Suasana saat Curhat dan Foto Bersama usai Acara
Bengkong (Kemenag Batam) – Kepala Kantor Urusan Agama (KUA) Kecamatan Bengkong, yang diwakili oleh Imam Khoiruddin, S.Pd.I., menghadiri agenda rutin "Jumat Curhat" yang digelar oleh Kapolresta Barelang, Kombes Pol Anggoro Wicaksono, SH., SIK., MH. Kegiatan yang berlangsung di Rumah Makan Mie Tarempa Golden Prawn ini bertujuan untuk mempererat silaturahmi sekaligus menyerap aspirasi langsung dari masyarakat demi terciptanya situasi kamtibmas yang kondusif di wilayah Bengkong.
Acara ini dihadiri oleh jajaran stakeholder penting, mulai dari Sekcam Bengkong, Lurah se-Kecamatan Bengkong, hingga Ketua Fraksi Gerindra DPRD Kota Batam, Bapak Tarigan. Turut hadir pula Kapolsek Bengkong, Iptu Yuli Endra, perwakilan tokoh masyarakat (Tomas), perangkat RW/RT, serta Ketua Persatuan Nelayan Bengkong, Bapak Afrizal. Kehadiran berbagai elemen ini menunjukkan komitmen bersama dalam menjaga stabilitas keamanan dan sosial di tengah masyarakat.
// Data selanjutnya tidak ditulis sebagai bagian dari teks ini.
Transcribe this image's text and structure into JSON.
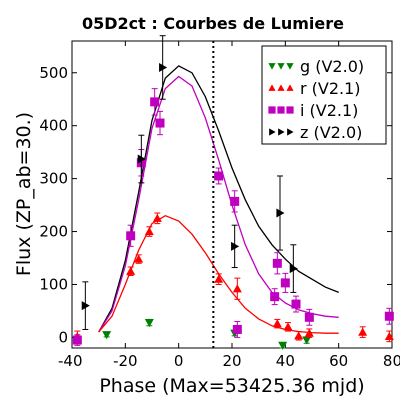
{
  "chart_data": {
    "type": "scatter",
    "title": "05D2ct : Courbes de Lumiere",
    "xlabel": "Phase (Max=53425.36 mjd)",
    "ylabel": "Flux (ZP_ab=30.)",
    "xlim": [
      -40,
      80
    ],
    "ylim": [
      -20,
      560
    ],
    "xticks": [
      -40,
      -20,
      0,
      20,
      40,
      60,
      80
    ],
    "yticks": [
      0,
      100,
      200,
      300,
      400,
      500
    ],
    "max_line_x": 13,
    "legend_position": "top-right",
    "series": [
      {
        "name": "g (V2.0)",
        "color": "#008000",
        "marker": "triangle-down",
        "points": [
          {
            "x": -27,
            "y": 5,
            "err": 4
          },
          {
            "x": -11,
            "y": 28,
            "err": 6
          },
          {
            "x": 21,
            "y": 8,
            "err": 5
          },
          {
            "x": 39,
            "y": -15,
            "err": 5
          },
          {
            "x": 48,
            "y": -5,
            "err": 6
          }
        ]
      },
      {
        "name": "r (V2.1)",
        "color": "#ff0000",
        "marker": "triangle-up",
        "points": [
          {
            "x": -38,
            "y": 2,
            "err": 10
          },
          {
            "x": -18,
            "y": 125,
            "err": 8
          },
          {
            "x": -15,
            "y": 148,
            "err": 8
          },
          {
            "x": -11,
            "y": 200,
            "err": 9
          },
          {
            "x": -8,
            "y": 225,
            "err": 10
          },
          {
            "x": 15,
            "y": 110,
            "err": 10
          },
          {
            "x": 22,
            "y": 92,
            "err": 20
          },
          {
            "x": 37,
            "y": 26,
            "err": 8
          },
          {
            "x": 41,
            "y": 20,
            "err": 8
          },
          {
            "x": 45,
            "y": 3,
            "err": 8
          },
          {
            "x": 49,
            "y": 8,
            "err": 8
          },
          {
            "x": 69,
            "y": 10,
            "err": 10
          },
          {
            "x": 79,
            "y": 2,
            "err": 10
          }
        ]
      },
      {
        "name": "i (V2.1)",
        "color": "#bf00bf",
        "marker": "square",
        "points": [
          {
            "x": -38,
            "y": -5,
            "err": 10
          },
          {
            "x": -18,
            "y": 192,
            "err": 20
          },
          {
            "x": -14,
            "y": 330,
            "err": 25
          },
          {
            "x": -9,
            "y": 445,
            "err": 25
          },
          {
            "x": -7,
            "y": 405,
            "err": 22
          },
          {
            "x": 15,
            "y": 305,
            "err": 15
          },
          {
            "x": 21,
            "y": 257,
            "err": 20
          },
          {
            "x": 22,
            "y": 15,
            "err": 15
          },
          {
            "x": 36,
            "y": 77,
            "err": 15
          },
          {
            "x": 37,
            "y": 140,
            "err": 20
          },
          {
            "x": 40,
            "y": 103,
            "err": 18
          },
          {
            "x": 44,
            "y": 63,
            "err": 15
          },
          {
            "x": 49,
            "y": 38,
            "err": 15
          },
          {
            "x": 79,
            "y": 40,
            "err": 15
          }
        ]
      },
      {
        "name": "z (V2.0)",
        "color": "#000000",
        "marker": "triangle-right",
        "points": [
          {
            "x": -35,
            "y": 60,
            "err": 45
          },
          {
            "x": -14,
            "y": 337,
            "err": 45
          },
          {
            "x": -6,
            "y": 510,
            "err": 60
          },
          {
            "x": 21,
            "y": 172,
            "err": 40
          },
          {
            "x": 38,
            "y": 235,
            "err": 70
          },
          {
            "x": 43,
            "y": 130,
            "err": 45
          }
        ]
      }
    ],
    "fits": [
      {
        "color": "#000000",
        "points": [
          [
            -30,
            10
          ],
          [
            -25,
            55
          ],
          [
            -20,
            145
          ],
          [
            -15,
            275
          ],
          [
            -10,
            410
          ],
          [
            -5,
            490
          ],
          [
            0,
            513
          ],
          [
            5,
            500
          ],
          [
            10,
            455
          ],
          [
            15,
            390
          ],
          [
            20,
            320
          ],
          [
            25,
            260
          ],
          [
            30,
            210
          ],
          [
            35,
            175
          ],
          [
            40,
            148
          ],
          [
            45,
            125
          ],
          [
            50,
            110
          ],
          [
            55,
            95
          ],
          [
            60,
            85
          ]
        ]
      },
      {
        "color": "#bf00bf",
        "points": [
          [
            -30,
            10
          ],
          [
            -25,
            50
          ],
          [
            -20,
            135
          ],
          [
            -15,
            260
          ],
          [
            -10,
            395
          ],
          [
            -5,
            470
          ],
          [
            0,
            493
          ],
          [
            5,
            475
          ],
          [
            10,
            415
          ],
          [
            15,
            335
          ],
          [
            20,
            250
          ],
          [
            25,
            175
          ],
          [
            30,
            120
          ],
          [
            35,
            85
          ],
          [
            40,
            65
          ],
          [
            45,
            52
          ],
          [
            50,
            45
          ],
          [
            55,
            40
          ],
          [
            60,
            38
          ]
        ]
      },
      {
        "color": "#ff0000",
        "points": [
          [
            -30,
            10
          ],
          [
            -25,
            40
          ],
          [
            -20,
            100
          ],
          [
            -15,
            165
          ],
          [
            -10,
            215
          ],
          [
            -5,
            230
          ],
          [
            0,
            220
          ],
          [
            5,
            195
          ],
          [
            10,
            160
          ],
          [
            15,
            120
          ],
          [
            20,
            85
          ],
          [
            25,
            55
          ],
          [
            30,
            35
          ],
          [
            35,
            22
          ],
          [
            40,
            15
          ],
          [
            45,
            11
          ],
          [
            50,
            9
          ],
          [
            55,
            8
          ],
          [
            60,
            8
          ]
        ]
      }
    ]
  }
}
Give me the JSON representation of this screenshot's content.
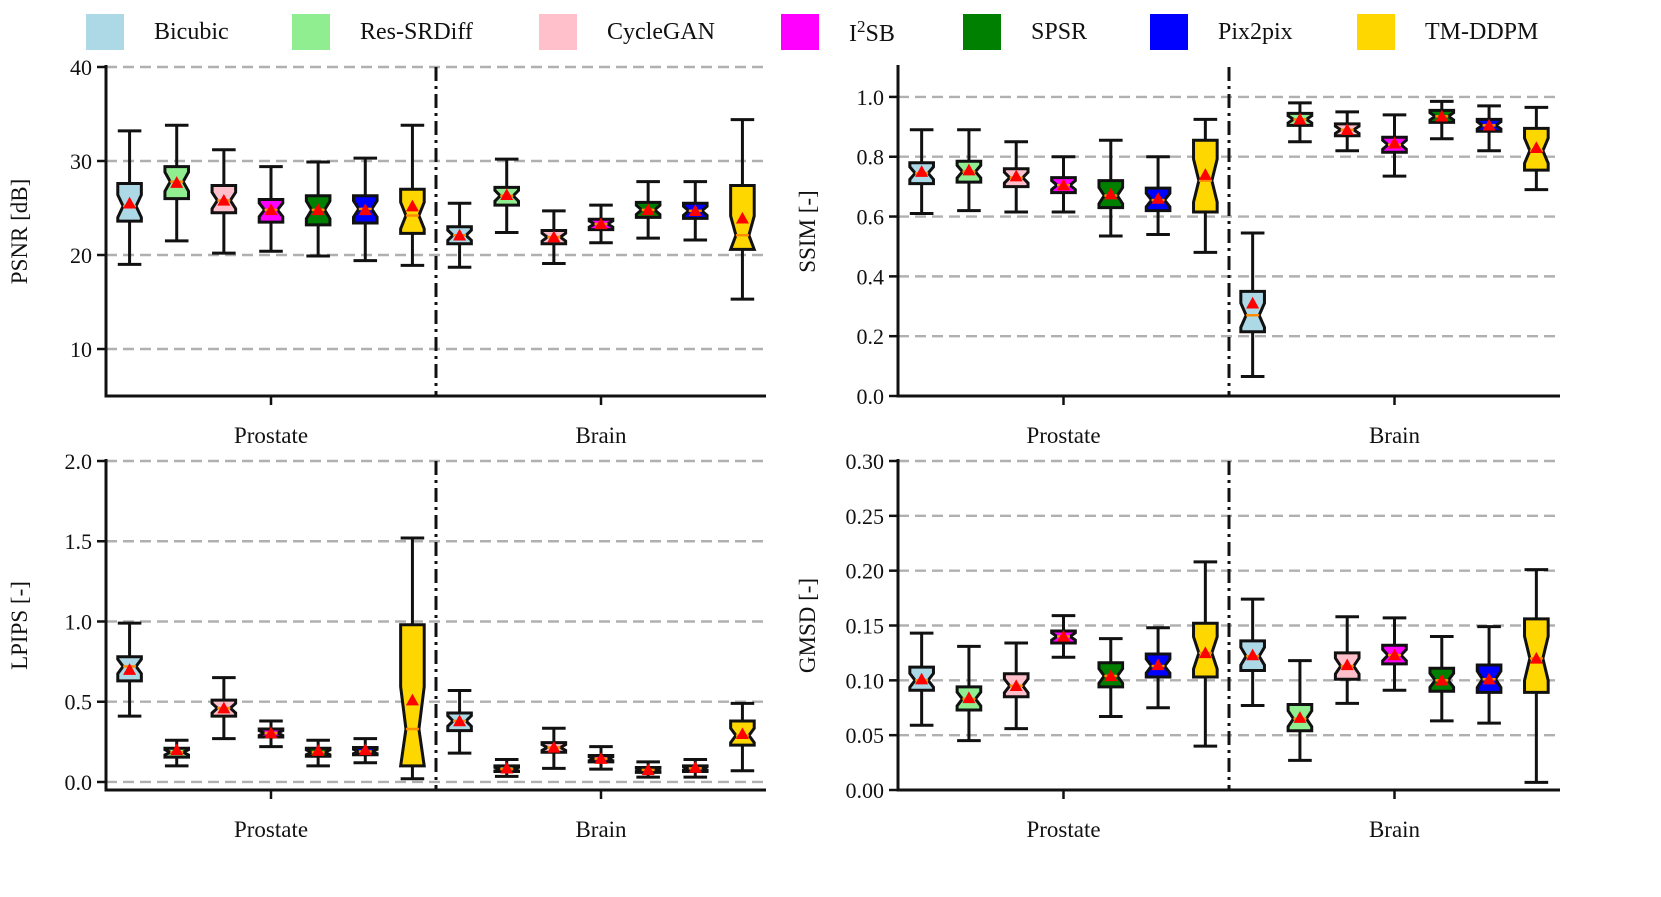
{
  "colors": {
    "Bicubic": "#add8e6",
    "Res-SRDiff": "#90ee90",
    "CycleGAN": "#ffc0cb",
    "I2SB": "#ff00ff",
    "SPSR": "#008000",
    "Pix2pix": "#0000ff",
    "TM-DDPM": "#ffd700",
    "median": "#ff8c00",
    "mean_marker": "#ff0000",
    "grid": "#b0b0b0"
  },
  "legend": [
    {
      "name": "Bicubic",
      "label": "Bicubic"
    },
    {
      "name": "Res-SRDiff",
      "label": "Res-SRDiff"
    },
    {
      "name": "CycleGAN",
      "label": "CycleGAN"
    },
    {
      "name": "I2SB",
      "label_base": "I",
      "label_sup": "2",
      "label_rest": "SB"
    },
    {
      "name": "SPSR",
      "label": "SPSR"
    },
    {
      "name": "Pix2pix",
      "label": "Pix2pix"
    },
    {
      "name": "TM-DDPM",
      "label": "TM-DDPM"
    }
  ],
  "chart_data": [
    {
      "type": "boxplot",
      "ylabel": "PSNR [dB]",
      "ylim": [
        5,
        40
      ],
      "yticks": [
        10,
        20,
        30,
        40
      ],
      "ytick_labels": [
        "10",
        "20",
        "30",
        "40"
      ],
      "grid": true,
      "groups": [
        "Prostate",
        "Brain"
      ],
      "series": [
        {
          "name": "Bicubic",
          "Prostate": {
            "min": 19,
            "q1": 23.6,
            "median": 25.2,
            "q3": 27.6,
            "max": 33.2,
            "mean": 25.5
          },
          "Brain": {
            "min": 18.7,
            "q1": 21.2,
            "median": 22.1,
            "q3": 23,
            "max": 25.5,
            "mean": 22.1
          }
        },
        {
          "name": "Res-SRDiff",
          "Prostate": {
            "min": 21.5,
            "q1": 26,
            "median": 27.8,
            "q3": 29.4,
            "max": 33.8,
            "mean": 27.7
          },
          "Brain": {
            "min": 22.4,
            "q1": 25.3,
            "median": 26.3,
            "q3": 27.2,
            "max": 30.2,
            "mean": 26.4
          }
        },
        {
          "name": "CycleGAN",
          "Prostate": {
            "min": 20.2,
            "q1": 24.5,
            "median": 25.8,
            "q3": 27.4,
            "max": 31.2,
            "mean": 25.8
          },
          "Brain": {
            "min": 19.1,
            "q1": 21.2,
            "median": 21.9,
            "q3": 22.6,
            "max": 24.7,
            "mean": 21.9
          }
        },
        {
          "name": "I2SB",
          "Prostate": {
            "min": 20.4,
            "q1": 23.5,
            "median": 24.8,
            "q3": 25.9,
            "max": 29.4,
            "mean": 24.8
          },
          "Brain": {
            "min": 21.3,
            "q1": 22.7,
            "median": 23.3,
            "q3": 23.8,
            "max": 25.3,
            "mean": 23.3
          }
        },
        {
          "name": "SPSR",
          "Prostate": {
            "min": 19.9,
            "q1": 23.2,
            "median": 24.8,
            "q3": 26.3,
            "max": 29.9,
            "mean": 24.8
          },
          "Brain": {
            "min": 21.8,
            "q1": 24,
            "median": 24.8,
            "q3": 25.6,
            "max": 27.8,
            "mean": 24.8
          }
        },
        {
          "name": "Pix2pix",
          "Prostate": {
            "min": 19.4,
            "q1": 23.4,
            "median": 24.9,
            "q3": 26.3,
            "max": 30.3,
            "mean": 24.8
          },
          "Brain": {
            "min": 21.6,
            "q1": 23.9,
            "median": 24.7,
            "q3": 25.5,
            "max": 27.8,
            "mean": 24.7
          }
        },
        {
          "name": "TM-DDPM",
          "Prostate": {
            "min": 18.9,
            "q1": 22.3,
            "median": 24.2,
            "q3": 27,
            "max": 33.8,
            "mean": 25.2
          },
          "Brain": {
            "min": 15.3,
            "q1": 20.6,
            "median": 22.1,
            "q3": 27.4,
            "max": 34.4,
            "mean": 23.9
          }
        }
      ]
    },
    {
      "type": "boxplot",
      "ylabel": "SSIM [-]",
      "ylim": [
        0,
        1.1
      ],
      "yticks": [
        0,
        0.2,
        0.4,
        0.6,
        0.8,
        1.0
      ],
      "ytick_labels": [
        "0.0",
        "0.2",
        "0.4",
        "0.6",
        "0.8",
        "1.0"
      ],
      "grid": true,
      "groups": [
        "Prostate",
        "Brain"
      ],
      "series": [
        {
          "name": "Bicubic",
          "Prostate": {
            "min": 0.61,
            "q1": 0.71,
            "median": 0.745,
            "q3": 0.78,
            "max": 0.89,
            "mean": 0.75
          },
          "Brain": {
            "min": 0.065,
            "q1": 0.215,
            "median": 0.27,
            "q3": 0.35,
            "max": 0.545,
            "mean": 0.31
          }
        },
        {
          "name": "Res-SRDiff",
          "Prostate": {
            "min": 0.62,
            "q1": 0.715,
            "median": 0.75,
            "q3": 0.785,
            "max": 0.89,
            "mean": 0.755
          },
          "Brain": {
            "min": 0.85,
            "q1": 0.905,
            "median": 0.925,
            "q3": 0.945,
            "max": 0.98,
            "mean": 0.925
          }
        },
        {
          "name": "CycleGAN",
          "Prostate": {
            "min": 0.615,
            "q1": 0.7,
            "median": 0.73,
            "q3": 0.76,
            "max": 0.85,
            "mean": 0.735
          },
          "Brain": {
            "min": 0.82,
            "q1": 0.87,
            "median": 0.89,
            "q3": 0.91,
            "max": 0.95,
            "mean": 0.89
          }
        },
        {
          "name": "I2SB",
          "Prostate": {
            "min": 0.615,
            "q1": 0.68,
            "median": 0.705,
            "q3": 0.73,
            "max": 0.8,
            "mean": 0.705
          },
          "Brain": {
            "min": 0.735,
            "q1": 0.815,
            "median": 0.84,
            "q3": 0.865,
            "max": 0.94,
            "mean": 0.845
          }
        },
        {
          "name": "SPSR",
          "Prostate": {
            "min": 0.535,
            "q1": 0.63,
            "median": 0.67,
            "q3": 0.72,
            "max": 0.855,
            "mean": 0.675
          },
          "Brain": {
            "min": 0.86,
            "q1": 0.915,
            "median": 0.935,
            "q3": 0.955,
            "max": 0.985,
            "mean": 0.935
          }
        },
        {
          "name": "Pix2pix",
          "Prostate": {
            "min": 0.54,
            "q1": 0.62,
            "median": 0.655,
            "q3": 0.695,
            "max": 0.8,
            "mean": 0.66
          },
          "Brain": {
            "min": 0.82,
            "q1": 0.885,
            "median": 0.905,
            "q3": 0.925,
            "max": 0.97,
            "mean": 0.905
          }
        },
        {
          "name": "TM-DDPM",
          "Prostate": {
            "min": 0.48,
            "q1": 0.615,
            "median": 0.72,
            "q3": 0.855,
            "max": 0.925,
            "mean": 0.74
          },
          "Brain": {
            "min": 0.69,
            "q1": 0.755,
            "median": 0.82,
            "q3": 0.895,
            "max": 0.965,
            "mean": 0.83
          }
        }
      ]
    },
    {
      "type": "boxplot",
      "ylabel": "LPIPS [-]",
      "ylim": [
        -0.05,
        2.0
      ],
      "yticks": [
        0,
        0.5,
        1.0,
        1.5,
        2.0
      ],
      "ytick_labels": [
        "0.0",
        "0.5",
        "1.0",
        "1.5",
        "2.0"
      ],
      "grid": true,
      "groups": [
        "Prostate",
        "Brain"
      ],
      "series": [
        {
          "name": "Bicubic",
          "Prostate": {
            "min": 0.41,
            "q1": 0.63,
            "median": 0.72,
            "q3": 0.78,
            "max": 0.99,
            "mean": 0.7
          },
          "Brain": {
            "min": 0.18,
            "q1": 0.32,
            "median": 0.38,
            "q3": 0.43,
            "max": 0.57,
            "mean": 0.38
          }
        },
        {
          "name": "Res-SRDiff",
          "Prostate": {
            "min": 0.1,
            "q1": 0.155,
            "median": 0.185,
            "q3": 0.21,
            "max": 0.26,
            "mean": 0.2
          },
          "Brain": {
            "min": 0.035,
            "q1": 0.065,
            "median": 0.08,
            "q3": 0.1,
            "max": 0.14,
            "mean": 0.085
          }
        },
        {
          "name": "CycleGAN",
          "Prostate": {
            "min": 0.27,
            "q1": 0.41,
            "median": 0.46,
            "q3": 0.51,
            "max": 0.65,
            "mean": 0.46
          },
          "Brain": {
            "min": 0.085,
            "q1": 0.185,
            "median": 0.215,
            "q3": 0.245,
            "max": 0.335,
            "mean": 0.215
          }
        },
        {
          "name": "I2SB",
          "Prostate": {
            "min": 0.22,
            "q1": 0.28,
            "median": 0.305,
            "q3": 0.33,
            "max": 0.38,
            "mean": 0.305
          },
          "Brain": {
            "min": 0.08,
            "q1": 0.125,
            "median": 0.145,
            "q3": 0.165,
            "max": 0.22,
            "mean": 0.145
          }
        },
        {
          "name": "SPSR",
          "Prostate": {
            "min": 0.1,
            "q1": 0.16,
            "median": 0.185,
            "q3": 0.21,
            "max": 0.26,
            "mean": 0.195
          },
          "Brain": {
            "min": 0.03,
            "q1": 0.06,
            "median": 0.075,
            "q3": 0.09,
            "max": 0.125,
            "mean": 0.075
          }
        },
        {
          "name": "Pix2pix",
          "Prostate": {
            "min": 0.12,
            "q1": 0.17,
            "median": 0.19,
            "q3": 0.215,
            "max": 0.27,
            "mean": 0.2
          },
          "Brain": {
            "min": 0.03,
            "q1": 0.065,
            "median": 0.085,
            "q3": 0.1,
            "max": 0.14,
            "mean": 0.09
          }
        },
        {
          "name": "TM-DDPM",
          "Prostate": {
            "min": 0.02,
            "q1": 0.1,
            "median": 0.33,
            "q3": 0.98,
            "max": 1.52,
            "mean": 0.51
          },
          "Brain": {
            "min": 0.07,
            "q1": 0.23,
            "median": 0.29,
            "q3": 0.38,
            "max": 0.49,
            "mean": 0.3
          }
        }
      ]
    },
    {
      "type": "boxplot",
      "ylabel": "GMSD [-]",
      "ylim": [
        0,
        0.3
      ],
      "yticks": [
        0,
        0.05,
        0.1,
        0.15,
        0.2,
        0.25,
        0.3
      ],
      "ytick_labels": [
        "0.00",
        "0.05",
        "0.10",
        "0.15",
        "0.20",
        "0.25",
        "0.30"
      ],
      "grid": true,
      "groups": [
        "Prostate",
        "Brain"
      ],
      "series": [
        {
          "name": "Bicubic",
          "Prostate": {
            "min": 0.059,
            "q1": 0.091,
            "median": 0.1,
            "q3": 0.112,
            "max": 0.143,
            "mean": 0.101
          },
          "Brain": {
            "min": 0.077,
            "q1": 0.109,
            "median": 0.122,
            "q3": 0.136,
            "max": 0.174,
            "mean": 0.123
          }
        },
        {
          "name": "Res-SRDiff",
          "Prostate": {
            "min": 0.045,
            "q1": 0.073,
            "median": 0.083,
            "q3": 0.094,
            "max": 0.131,
            "mean": 0.084
          },
          "Brain": {
            "min": 0.027,
            "q1": 0.054,
            "median": 0.065,
            "q3": 0.078,
            "max": 0.118,
            "mean": 0.066
          }
        },
        {
          "name": "CycleGAN",
          "Prostate": {
            "min": 0.056,
            "q1": 0.085,
            "median": 0.095,
            "q3": 0.106,
            "max": 0.134,
            "mean": 0.095
          },
          "Brain": {
            "min": 0.079,
            "q1": 0.101,
            "median": 0.113,
            "q3": 0.125,
            "max": 0.158,
            "mean": 0.114
          }
        },
        {
          "name": "I2SB",
          "Prostate": {
            "min": 0.121,
            "q1": 0.134,
            "median": 0.14,
            "q3": 0.145,
            "max": 0.159,
            "mean": 0.14
          },
          "Brain": {
            "min": 0.091,
            "q1": 0.115,
            "median": 0.123,
            "q3": 0.132,
            "max": 0.157,
            "mean": 0.123
          }
        },
        {
          "name": "SPSR",
          "Prostate": {
            "min": 0.067,
            "q1": 0.094,
            "median": 0.104,
            "q3": 0.116,
            "max": 0.138,
            "mean": 0.104
          },
          "Brain": {
            "min": 0.063,
            "q1": 0.09,
            "median": 0.1,
            "q3": 0.111,
            "max": 0.14,
            "mean": 0.1
          }
        },
        {
          "name": "Pix2pix",
          "Prostate": {
            "min": 0.075,
            "q1": 0.103,
            "median": 0.113,
            "q3": 0.124,
            "max": 0.148,
            "mean": 0.114
          },
          "Brain": {
            "min": 0.061,
            "q1": 0.089,
            "median": 0.101,
            "q3": 0.114,
            "max": 0.149,
            "mean": 0.101
          }
        },
        {
          "name": "TM-DDPM",
          "Prostate": {
            "min": 0.04,
            "q1": 0.103,
            "median": 0.125,
            "q3": 0.152,
            "max": 0.208,
            "mean": 0.125
          },
          "Brain": {
            "min": 0.007,
            "q1": 0.089,
            "median": 0.12,
            "q3": 0.156,
            "max": 0.201,
            "mean": 0.12
          }
        }
      ]
    }
  ]
}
Dalam sesi dialog, sejumlah keresahan warga disampaikan secara langsung kepada pihak kepolisian. Perwakilan Wakil RW mengungkapkan kekhawatiran masyarakat terkait maraknya aksi pencurian kendaraan bermotor (curanmor) yang meresahkan warga belakangan ini. Selain itu, Ibu Fitri selaku tokoh masyarakat juga menyoroti rendahnya standar keselamatan berkendara di kalangan remaja yang sering memicu kecelakaan lalu lintas di jalan raya.
Menanggapi berbagai dinamika sosial tersebut, Imam Khoiruddin, S.Pd.I. dari KUA Bengkong menekankan pentingnya sinergi yang lebih erat antar instansi terkait. Beliau menyoroti fenomena anak sekolah yang sering nongkrong saat jam belajar, yang berpotensi memicu perilaku negatif. Menurutnya, masalah keamanan bukan hanya tanggung jawab kepolisian, melainkan hasil kolaborasi antara aspek religiusitas, pendidikan, dan pengawasan aparat pemerintah di lapangan.
Sebagai langkah konkret, Imam Khoiruddin mengusulkan sebuah program inovatif bertajuk "Jumat Silat" (Jumat Silaturahmi dan Sarasehan). Program ini direncanakan sebagai forum diskusi terbuka yang dilakukan selepas salat Jumat di masjid-masjid wilayah Bengkong secara bergantian sebulan sekali. Program ini nantinya akan melibatkan Pemerintah Kecamatan, Kepolisian, dan Kelurahan untuk duduk bersama warga guna menampung aspirasi dan memberikan solusi atas kendala yang dihadapi masyarakat secara langsung.
Kapolresta Barelang menyambut baik usulan serta masukan yang diberikan oleh perwakilan KUA dan warga lainnya. Melalui kegiatan ini, diharapkan kolaborasi antara ulama, umaro (pemerintah), dan kepolisian semakin solid sehingga potensi gangguan keamanan dapat ditekan sejak dini. Acara ditutup dengan komitmen bersama untuk meningkatkan patroli dan sosialisasi di titik-titik rawan demi mewujudkan Bengkong yang aman dan harmonis. (Humas KUA Bengkong)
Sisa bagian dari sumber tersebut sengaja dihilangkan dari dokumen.